Maternal undernutrition induces premature reproductive senescence in adult female rat offspring
An adverse uterine nutritional environment during pregnancy results in premature reproductive senescence in adult rats.
Omid Khorram, M.D., Ph.D., Erin Keen-Rinehart, Ph.D., Tsai-Der Chuang, Ph.D., Michael G. Ross, M.D., Mina Desai, Ph.D.

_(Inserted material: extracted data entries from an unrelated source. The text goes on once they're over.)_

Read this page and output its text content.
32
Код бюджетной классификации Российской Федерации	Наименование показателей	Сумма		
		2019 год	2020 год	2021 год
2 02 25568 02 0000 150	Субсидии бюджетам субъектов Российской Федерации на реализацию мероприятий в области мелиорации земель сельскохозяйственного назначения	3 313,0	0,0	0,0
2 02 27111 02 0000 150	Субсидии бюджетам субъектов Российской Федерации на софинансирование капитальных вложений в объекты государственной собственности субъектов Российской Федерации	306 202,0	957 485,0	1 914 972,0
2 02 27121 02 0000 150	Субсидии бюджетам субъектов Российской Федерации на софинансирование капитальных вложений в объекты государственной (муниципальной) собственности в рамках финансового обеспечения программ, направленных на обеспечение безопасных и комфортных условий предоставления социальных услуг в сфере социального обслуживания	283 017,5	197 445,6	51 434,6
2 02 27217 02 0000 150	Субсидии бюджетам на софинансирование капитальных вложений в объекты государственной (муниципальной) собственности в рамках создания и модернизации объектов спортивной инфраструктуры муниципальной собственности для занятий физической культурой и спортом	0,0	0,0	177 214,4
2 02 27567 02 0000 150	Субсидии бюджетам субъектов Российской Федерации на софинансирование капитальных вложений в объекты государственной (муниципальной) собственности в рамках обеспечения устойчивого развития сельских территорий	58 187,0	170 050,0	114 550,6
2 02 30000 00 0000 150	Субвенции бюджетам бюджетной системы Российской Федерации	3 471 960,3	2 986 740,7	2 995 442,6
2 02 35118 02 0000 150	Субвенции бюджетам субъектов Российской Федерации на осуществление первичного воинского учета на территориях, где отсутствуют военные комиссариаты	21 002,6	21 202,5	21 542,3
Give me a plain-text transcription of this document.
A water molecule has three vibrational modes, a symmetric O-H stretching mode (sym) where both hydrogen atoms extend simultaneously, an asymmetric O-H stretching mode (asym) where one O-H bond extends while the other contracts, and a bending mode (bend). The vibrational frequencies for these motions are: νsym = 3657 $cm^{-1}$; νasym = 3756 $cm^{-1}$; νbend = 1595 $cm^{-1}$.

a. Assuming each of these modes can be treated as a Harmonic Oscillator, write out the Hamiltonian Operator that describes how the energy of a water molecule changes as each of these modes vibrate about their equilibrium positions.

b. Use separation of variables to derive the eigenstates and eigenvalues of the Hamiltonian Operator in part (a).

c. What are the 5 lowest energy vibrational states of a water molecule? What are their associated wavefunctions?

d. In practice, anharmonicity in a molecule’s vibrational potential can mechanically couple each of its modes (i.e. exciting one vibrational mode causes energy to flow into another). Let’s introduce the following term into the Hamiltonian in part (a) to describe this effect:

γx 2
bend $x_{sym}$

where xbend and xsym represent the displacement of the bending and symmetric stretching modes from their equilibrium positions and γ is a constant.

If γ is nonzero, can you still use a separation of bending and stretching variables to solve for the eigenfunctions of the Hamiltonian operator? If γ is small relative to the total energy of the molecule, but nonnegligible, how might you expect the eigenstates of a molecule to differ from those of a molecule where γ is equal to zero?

Volume 103, Issue 1, Pages 291-299
To determine the effects of maternal undernutrition (MUN) on the reproductive axis of aging offspring.
Animal (rat) study.
Female Sprague-Dawley rats.
Food restriction during the second half of pregnancy in rats.
Main Outcome Measure(s):
Circulating gonadotropins, antimüllerian hormone (AMH), ovarian morphology, estrous cyclicity, and gene expression studies in the hypothalamus and ovary in 1-day-old (P1) and aging adult offspring.
Offspring of MUN dams had low birth weight (LBW) and by adult age developed obesity. In addition, 80% of adult LBW offspring had disruption of estrous cycle by 8 months of age, with the majority of animals in persistent estrous. Ovarian morphology was consistent with acyclicity, with ovaries exhibiting large cystic structures and reduced corpora lutea. There was an elevation in circulating T, increased ovarian expression of enzymes involved in androgen synthesis, an increase in plasma LH/FSH levels, a reduction in E2 levels, and no changes in AMH in adult LBW offspring compared with in control offspring. Hypothalamic expression of leptin receptor (ObRb), estrogen receptor-α (ER-α), and GnRH protein was altered in an age-dependent manner with increased ObRb and ER-α expression in P1 LBW hypothalami and a reversal of this expression pattern in adult LBW hypothalami.
Our data indicate that the maternal nutritional environment programs the reproductive potential of the offspring through alteration of the hypothalamic-pituitary-gonadal axis. The premature reproductive senescence in LBW offspring could be secondary to the development of obesity and hyperleptinemia in these animals in adult life.